Kunst des Kommunikationsabbruchs. Viel besprochen und inzwischen institutionalisiert sind die zeitweiligen bis endgültigen Rückzüge von Künstlerinnen wie Lee Lozano, Agnes Martin, Cady Noland, Adrian Piper und Charlotte Posenenske aus der Kunst. Die Historisierung solcher Praktiken des Widerstands ist jedoch, wie die Kunsthistorikerin Charlotte Matter begründet, auch deshalb kritisch zu hinterfragen, weil sie Mechanismen des Ein- und Ausschlusses reproduziert: Wie viele mehr hörten auf, deren Geschichten ungeschrieben bleiben, weil ihre Rückzüge so konsequent waren, dass keine Spuren zurückblieben, die sich nachträglich wiederentdecken und verwerten ließen, oder weil sie gar nie erst Zugang in die Kunstwelt gefunden hatten? Plädoyer für eine Überprüfung der Tauglichkeit von Kunst als politischem Werkzeug.
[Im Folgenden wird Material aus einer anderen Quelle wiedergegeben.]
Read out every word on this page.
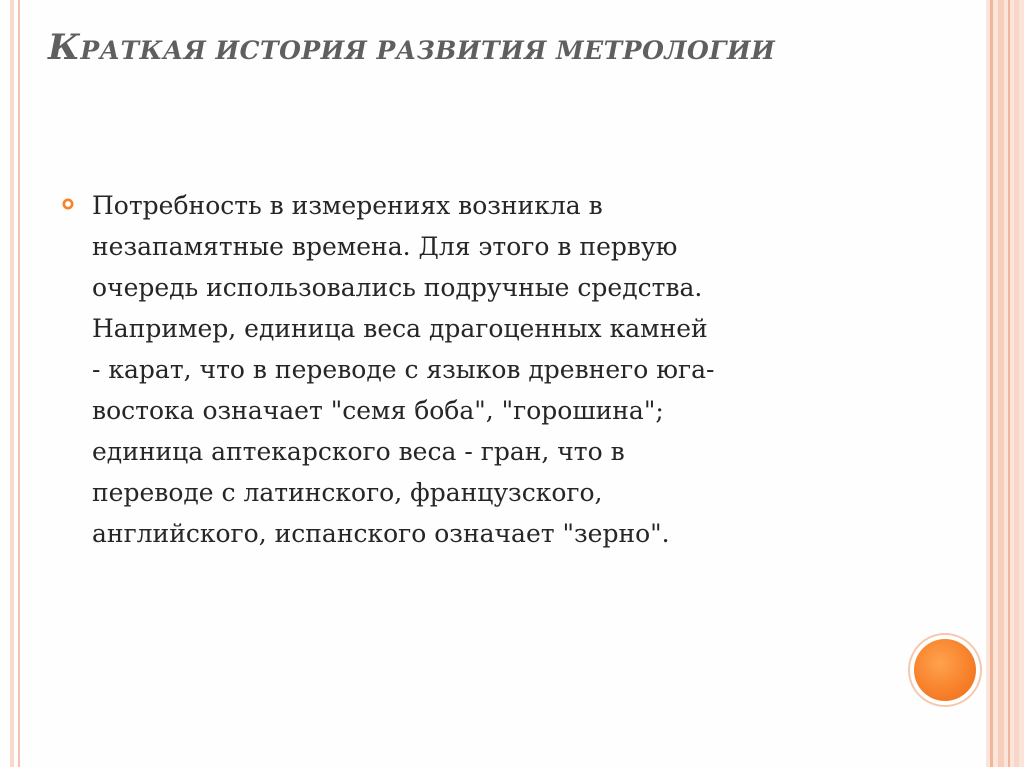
КРАТКАЯ ИСТОРИЯ РАЗВИТИЯ МЕТРОЛОГИИ

Потребность в измерениях возникла в
незапамятные времена. Для этого в первую
очередь использовались подручные средства.
Например, единица веса драгоценных камней
- карат, что в переводе с языков древнего юга-
востока означает "семя боба", "горошина";
единица аптекарского веса - гран, что в
переводе с латинского, французского,
английского, испанского означает "зерно".
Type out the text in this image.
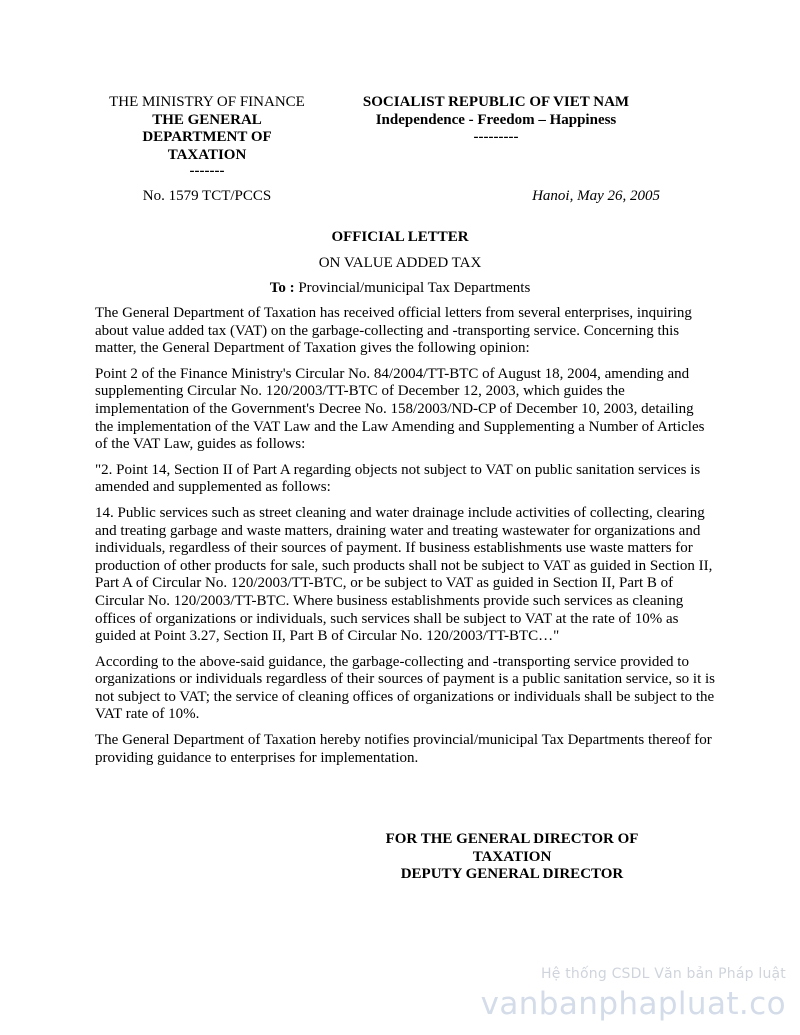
THE MINISTRY OF FINANCE
THE GENERAL
DEPARTMENT OF
TAXATION
-------
SOCIALIST REPUBLIC OF VIET NAM
Independence - Freedom – Happiness
---------
No. 1579 TCT/PCCS	Hanoi, May 26, 2005
OFFICIAL LETTER
ON VALUE ADDED TAX
To : Provincial/municipal Tax Departments

The General Department of Taxation has received official letters from several enterprises, inquiring about value added tax (VAT) on the garbage-collecting and -transporting service. Concerning this matter, the General Department of Taxation gives the following opinion:

Point 2 of the Finance Ministry's Circular No. 84/2004/TT-BTC of August 18, 2004, amending and supplementing Circular No. 120/2003/TT-BTC of December 12, 2003, which guides the implementation of the Government's Decree No. 158/2003/ND-CP of December 10, 2003, detailing the implementation of the VAT Law and the Law Amending and Supplementing a Number of Articles of the VAT Law, guides as follows:

"2. Point 14, Section II of Part A regarding objects not subject to VAT on public sanitation services is amended and supplemented as follows:

14. Public services such as street cleaning and water drainage include activities of collecting, clearing and treating garbage and waste matters, draining water and treating wastewater for organizations and individuals, regardless of their sources of payment. If business establishments use waste matters for production of other products for sale, such products shall not be subject to VAT as guided in Section II, Part A of Circular No. 120/2003/TT-BTC, or be subject to VAT as guided in Section II, Part B of Circular No. 120/2003/TT-BTC. Where business establishments provide such services as cleaning offices of organizations or individuals, such services shall be subject to VAT at the rate of 10% as guided at Point 3.27, Section II, Part B of Circular No. 120/2003/TT-BTC…"

According to the above-said guidance, the garbage-collecting and -transporting service provided to organizations or individuals regardless of their sources of payment is a public sanitation service, so it is not subject to VAT; the service of cleaning offices of organizations or individuals shall be subject to the VAT rate of 10%.

The General Department of Taxation hereby notifies provincial/municipal Tax Departments thereof for providing guidance to enterprises for implementation.

FOR THE GENERAL DIRECTOR OF
TAXATION
DEPUTY GENERAL DIRECTOR
Hệ thống CSDL Văn bản Pháp luật
vanbanphapluat.co
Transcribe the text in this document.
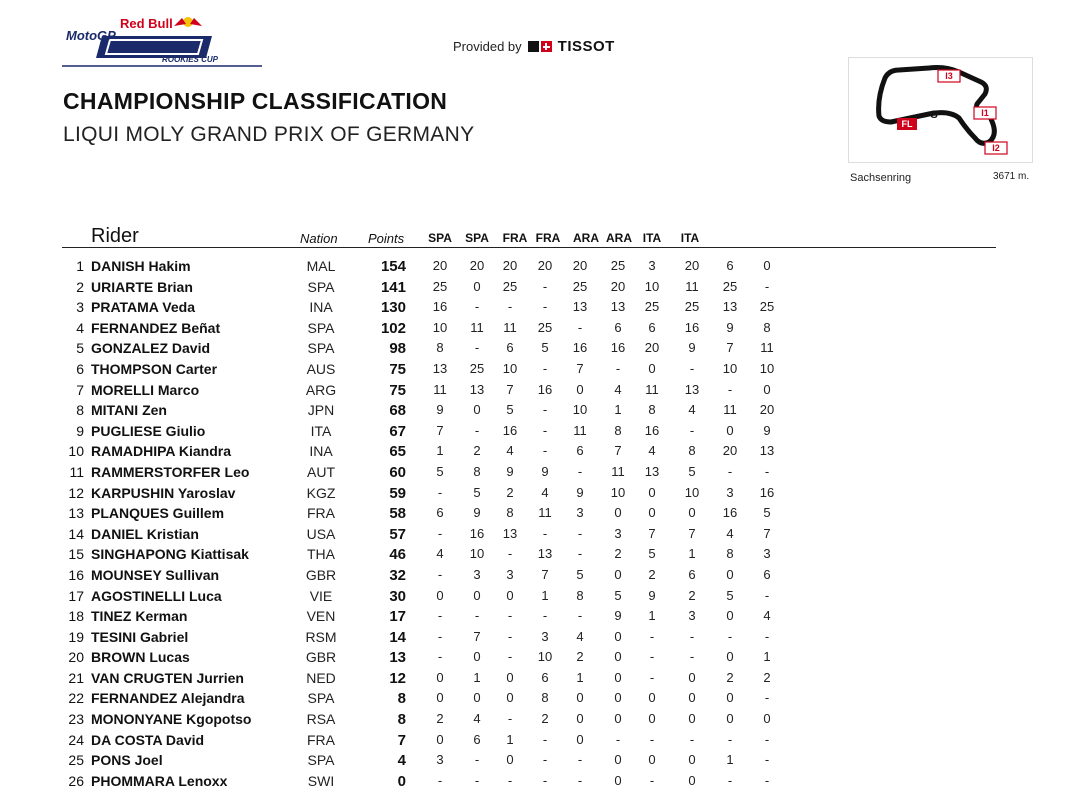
Red Bull
MotoGP
ROOKIES CUP
Provided by TISSOT
CHAMPIONSHIP CLASSIFICATION
LIQUI MOLY GRAND PRIX OF GERMANY
I3
I1
I2
FL
S
Sachsenring	3671 m.
Rider	Nation Points SPA SPA FRA FRA ARA ARA ITA	ITA
1 DANISH Hakim	MAL	154	20	20	20	20	20	25	3	20	6	0
2 URIARTE Brian	SPA	141	25	0	25	-	25	20	10	11	25	-
3 PRATAMA Veda	INA	130	16	-	-	-	13	13	25	25	13	25
4 FERNANDEZ Beñat	SPA	102	10	11	11	25	-	6	6	16	9	8
5 GONZALEZ David	SPA	98	8	-	6	5	16	16	20	9	7	11
6 THOMPSON Carter	AUS	75	13	25	10	-	7	-	0	-	10	10
7 MORELLI Marco	ARG	75	11	13	7	16	0	4	11	13	-	0
8 MITANI Zen	JPN	68	9	0	5	-	10	1	8	4	11	20
9 PUGLIESE Giulio	ITA	67	7	-	16	-	11	8	16	-	0	9
10 RAMADHIPA Kiandra	INA	65	1	2	4	-	6	7	4	8	20	13
11 RAMMERSTORFER Leo	AUT	60	5	8	9	9	-	11	13	5	-	-
12 KARPUSHIN Yaroslav	KGZ	59	-	5	2	4	9	10	0	10	3	16
13 PLANQUES Guillem	FRA	58	6	9	8	11	3	0	0	0	16	5
14 DANIEL Kristian	USA	57	-	16	13	-	-	3	7	7	4	7
15 SINGHAPONG Kiattisak	THA	46	4	10	-	13	-	2	5	1	8	3
16 MOUNSEY Sullivan	GBR	32	-	3	3	7	5	0	2	6	0	6
17 AGOSTINELLI Luca	VIE	30	0	0	0	1	8	5	9	2	5	-
18 TINEZ Kerman	VEN	17	-	-	-	-	-	9	1	3	0	4
19 TESINI Gabriel	RSM	14	-	7	-	3	4	0	-	-	-	-
20 BROWN Lucas	GBR	13	-	0	-	10	2	0	-	-	0	1
21 VAN CRUGTEN Jurrien	NED	12	0	1	0	6	1	0	-	0	2	2
22 FERNANDEZ Alejandra	SPA	8	0	0	0	8	0	0	0	0	0	-
23 MONONYANE Kgopotso	RSA	8	2	4	-	2	0	0	0	0	0	0
24 DA COSTA David	FRA	7	0	6	1	-	0	-	-	-	-	-
25 PONS Joel	SPA	4	3	-	0	-	-	0	0	0	1	-
26 PHOMMARA Lenoxx	SWI	0	-	-	-	-	-	0	-	0	-	-
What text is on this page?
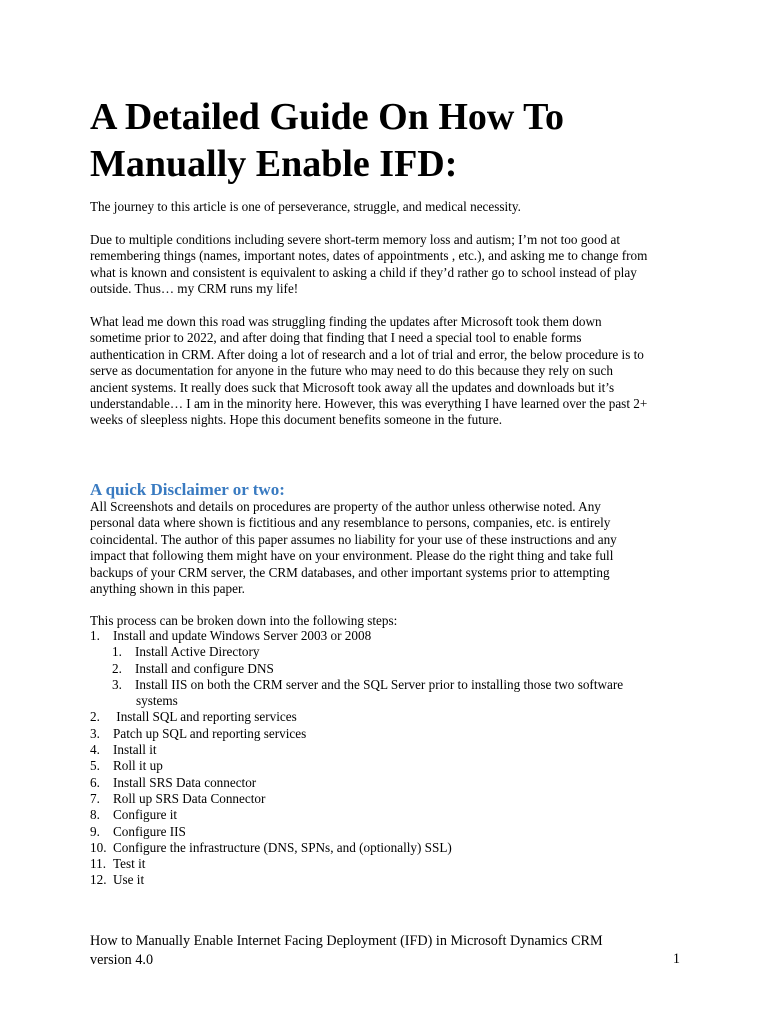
A Detailed Guide On How To
Manually Enable IFD:

The journey to this article is one of perseverance, struggle, and medical necessity.

Due to multiple conditions including severe short-term memory loss and autism; I’m not too good at
remembering things (names, important notes, dates of appointments , etc.), and asking me to change from
what is known and consistent is equivalent to asking a child if they’d rather go to school instead of play
outside. Thus… my CRM runs my life!

What lead me down this road was struggling finding the updates after Microsoft took them down
sometime prior to 2022, and after doing that finding that I need a special tool to enable forms
authentication in CRM. After doing a lot of research and a lot of trial and error, the below procedure is to
serve as documentation for anyone in the future who may need to do this because they rely on such
ancient systems. It really does suck that Microsoft took away all the updates and downloads but it’s
understandable… I am in the minority here. However, this was everything I have learned over the past 2+
weeks of sleepless nights. Hope this document benefits someone in the future.

A quick Disclaimer or two:

All Screenshots and details on procedures are property of the author unless otherwise noted. Any
personal data where shown is fictitious and any resemblance to persons, companies, etc. is entirely
coincidental. The author of this paper assumes no liability for your use of these instructions and any
impact that following them might have on your environment. Please do the right thing and take full
backups of your CRM server, the CRM databases, and other important systems prior to attempting
anything shown in this paper.

This process can be broken down into the following steps:

1. Install and update Windows Server 2003 or 2008
1. Install Active Directory
2. Install and configure DNS
3. Install IIS on both the CRM server and the SQL Server prior to installing those two software
systems
2. Install SQL and reporting services
3. Patch up SQL and reporting services
4. Install it
5. Roll it up
6. Install SRS Data connector
7. Roll up SRS Data Connector
8. Configure it
9. Configure IIS
10. Configure the infrastructure (DNS, SPNs, and (optionally) SSL)
11. Test it
12. Use it
How to Manually Enable Internet Facing Deployment (IFD) in Microsoft Dynamics CRM
version 4.0	1
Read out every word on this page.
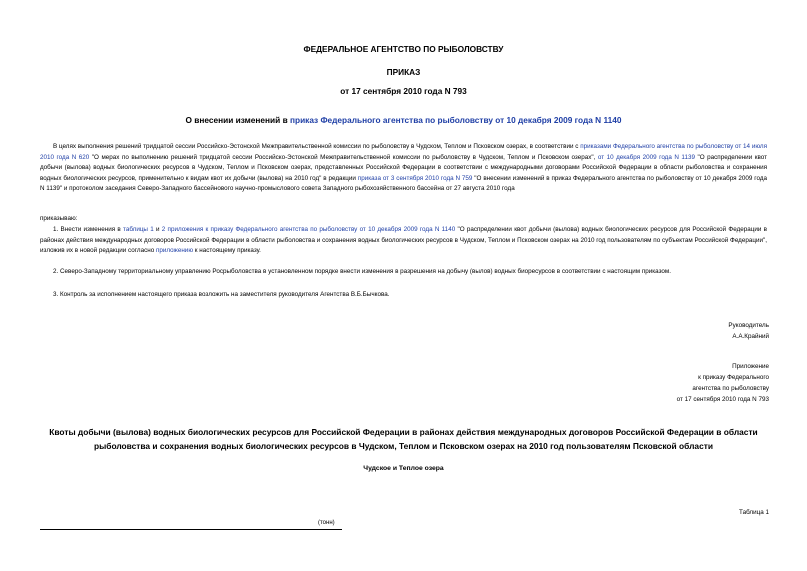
ФЕДЕРАЛЬНОЕ АГЕНТСТВО ПО РЫБОЛОВСТВУ
ПРИКАЗ
от 17 сентября 2010 года N 793
О внесении изменений в приказ Федерального агентства по рыболовству от 10 декабря 2009 года N 1140
В целях выполнения решений тридцатой сессии Российско-Эстонской Межправительственной комиссии по рыболовству в Чудском, Теплом и Псковском озерах, в соответствии с приказами Федерального агентства по рыболовству от 14 июля 2010 года N 620 "О мерах по выполнению решений тридцатой сессии Российско-Эстонской Межправительственной комиссии по рыболовству в Чудском, Теплом и Псковском озерах", от 10 декабря 2009 года N 1139 "О распределении квот добычи (вылова) водных биологических ресурсов в Чудском, Теплом и Псковском озерах, представленных Российской Федерации в соответствии с международными договорами Российской Федерации в области рыболовства и сохранения водных биологических ресурсов, применительно к видам квот их добычи (вылова) на 2010 год" в редакции приказа от 3 сентября 2010 года N 759 "О внесении изменений в приказ Федерального агентства по рыболовству от 10 декабря 2009 года N 1139" и протоколом заседания Северо-Западного бассейнового научно-промыслового совета Западного рыбохозяйственного бассейна от 27 августа 2010 года
приказываю:
1. Внести изменения в таблицы 1 и 2 приложения к приказу Федерального агентства по рыболовству от 10 декабря 2009 года N 1140 "О распределении квот добычи (вылова) водных биологических ресурсов для Российской Федерации в районах действия международных договоров Российской Федерации в области рыболовства и сохранения водных биологических ресурсов в Чудском, Теплом и Псковском озерах на 2010 год пользователям по субъектам Российской Федерации", изложив их в новой редакции согласно приложению к настоящему приказу.
2. Северо-Западному территориальному управлению Росрыболовства в установленном порядке внести изменения в разрешения на добычу (вылов) водных биоресурсов в соответствии с настоящим приказом.
3. Контроль за исполнением настоящего приказа возложить на заместителя руководителя Агентства В.Б.Бычкова.
Руководитель
А.А.Крайний
Приложение
к приказу Федерального
агентства по рыболовству
от 17 сентября 2010 года N 793
Квоты добычи (вылова) водных биологических ресурсов для Российской Федерации в районах действия международных договоров Российской Федерации в области рыболовства и сохранения водных биологических ресурсов в Чудском, Теплом и Псковском озерах на 2010 год пользователям Псковской области
Чудское и Теплое озера
Таблица 1
(тонн)
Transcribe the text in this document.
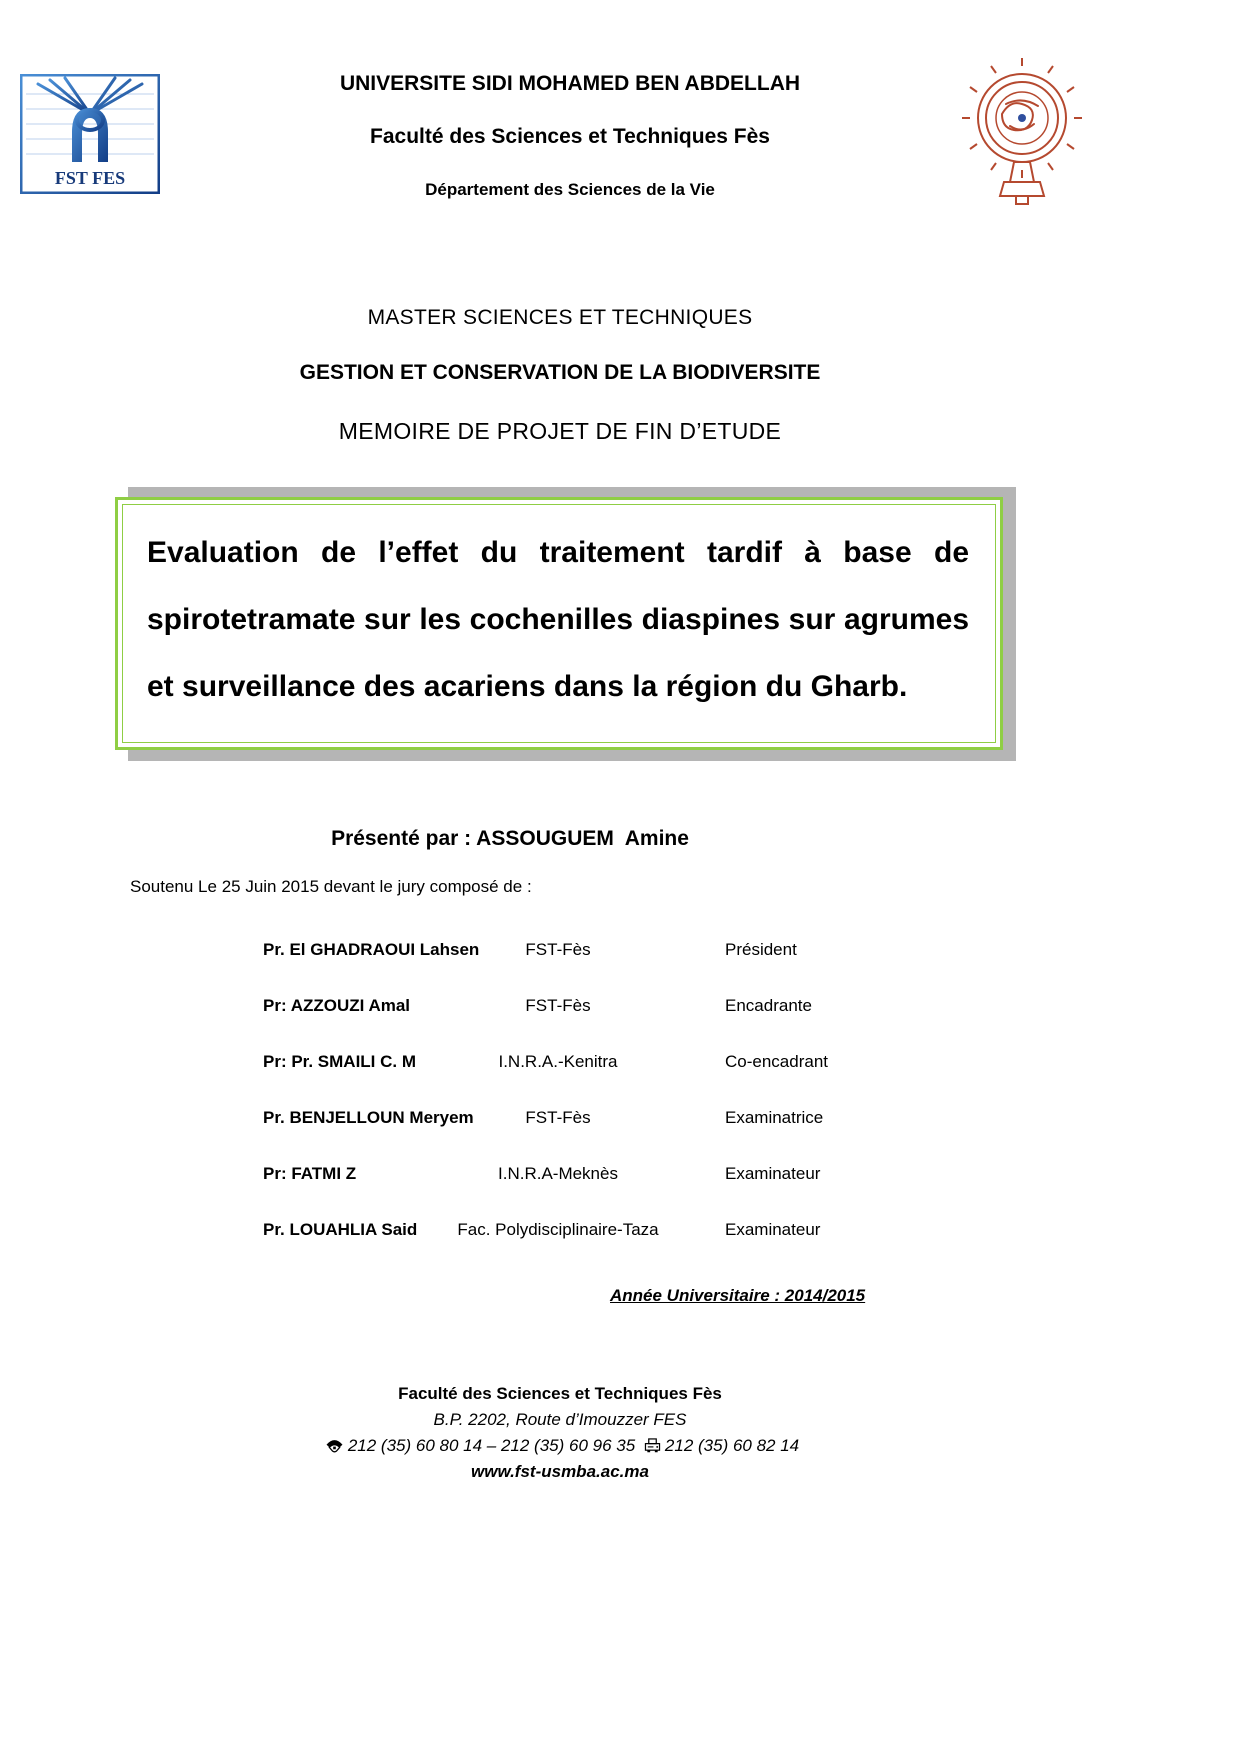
FST FES
UNIVERSITE SIDI MOHAMED BEN ABDELLAH
Faculté des Sciences et Techniques Fès
Département des Sciences de la Vie
MASTER SCIENCES ET TECHNIQUES
GESTION ET CONSERVATION DE LA BIODIVERSITE
MEMOIRE DE PROJET DE FIN D’ETUDE
Evaluation de l’effet du traitement tardif à base de spirotetramate sur les cochenilles diaspines sur agrumes et surveillance des acariens dans la région du Gharb.
Présenté par : ASSOUGUEM  Amine
Soutenu Le 25 Juin 2015 devant le jury composé de :
Pr. El GHADRAOUI Lahsen	FST-Fès	Président
Pr: AZZOUZI Amal	FST-Fès	Encadrante
Pr: Pr. SMAILI C. M	I.N.R.A.-Kenitra	Co-encadrant
Pr. BENJELLOUN Meryem	FST-Fès	Examinatrice
Pr: FATMI Z	I.N.R.A-Meknès	Examinateur
Pr. LOUAHLIA Said	Fac. Polydisciplinaire-Taza	Examinateur
Année Universitaire : 2014/2015
Faculté des Sciences et Techniques Fès
B.P. 2202, Route d’Imouzzer FES
212 (35) 60 80 14 – 212 (35) 60 96 35 212 (35) 60 82 14
www.fst-usmba.ac.ma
„Die Stärke des Mannes liegt in seiner Identifikation mit der Kultur, unsere liegt in deren Ablehnung.“ Manifest von Rivolta Femminile
„Wo stehst du mit deiner Kunst, Kollege?“, fragt ein breitbeinig aufgepflanzter Mann, sein praller Schritt auf dem großformatigen Gemälde fast mittig platziert, eine Tür aufreißend und nach draußen auf die Straße zeigend, wo eine Kundgebung der Kommunistischen Partei Deutschlands gerade vorbeimarschiert, die zum Kampf gegen Lohnraub, Arbeitshetze, Teuerung und politische Unterdrückung auffordert. Seine Frage richtet sich an einen anderen Mann, der im Innenraum des Ateliers sitzt und mit Pinsel und beiger Farbe dazu angesetzt hat, eine weiße Leinwand zu bemalen.
Das vor Maskulinität strotzende Bild, das Jörg Immendorff in den frühen 1970er Jahren malte, vermag den Arbeiter nur in der männlichen Form zu konzipieren – von Kolleg*innen keine Spur. Es ist bezeichnend für den damals verbreiteten Sexismus in linken Kreisen, den die Filmemacherin Helke Sander in einer Rede anlässlich der Delegiertenkonferenz des Sozialistischen Deutschen Studentenbundes [sic] im September 1968 anprangerte. Sander warf den Delegierten vor, die spezifische Unterdrückung und systemische Ausbeutung von Frauen zu übergehen. Indem sie sich weigerten, das Private als etwas Politisches zu begreifen, würden sie die Anliegen von Frauen missachten und damit patriarchale Machtstrukturen aufrechterhalten. Als Gegenmodell stellte Sander die Initiative der antiautoritären Kinderläden vor. Berühmt wurde ihre Rede nicht zuletzt, weil sich die Delegierten weigerten, Sanders Aufforderung zum Dialog zu folgen, woraufhin sich ihre hochschwangere Kollegin Sigrid Rüger aus dem Publikum erhob und das Podium mit Tomaten bewarf.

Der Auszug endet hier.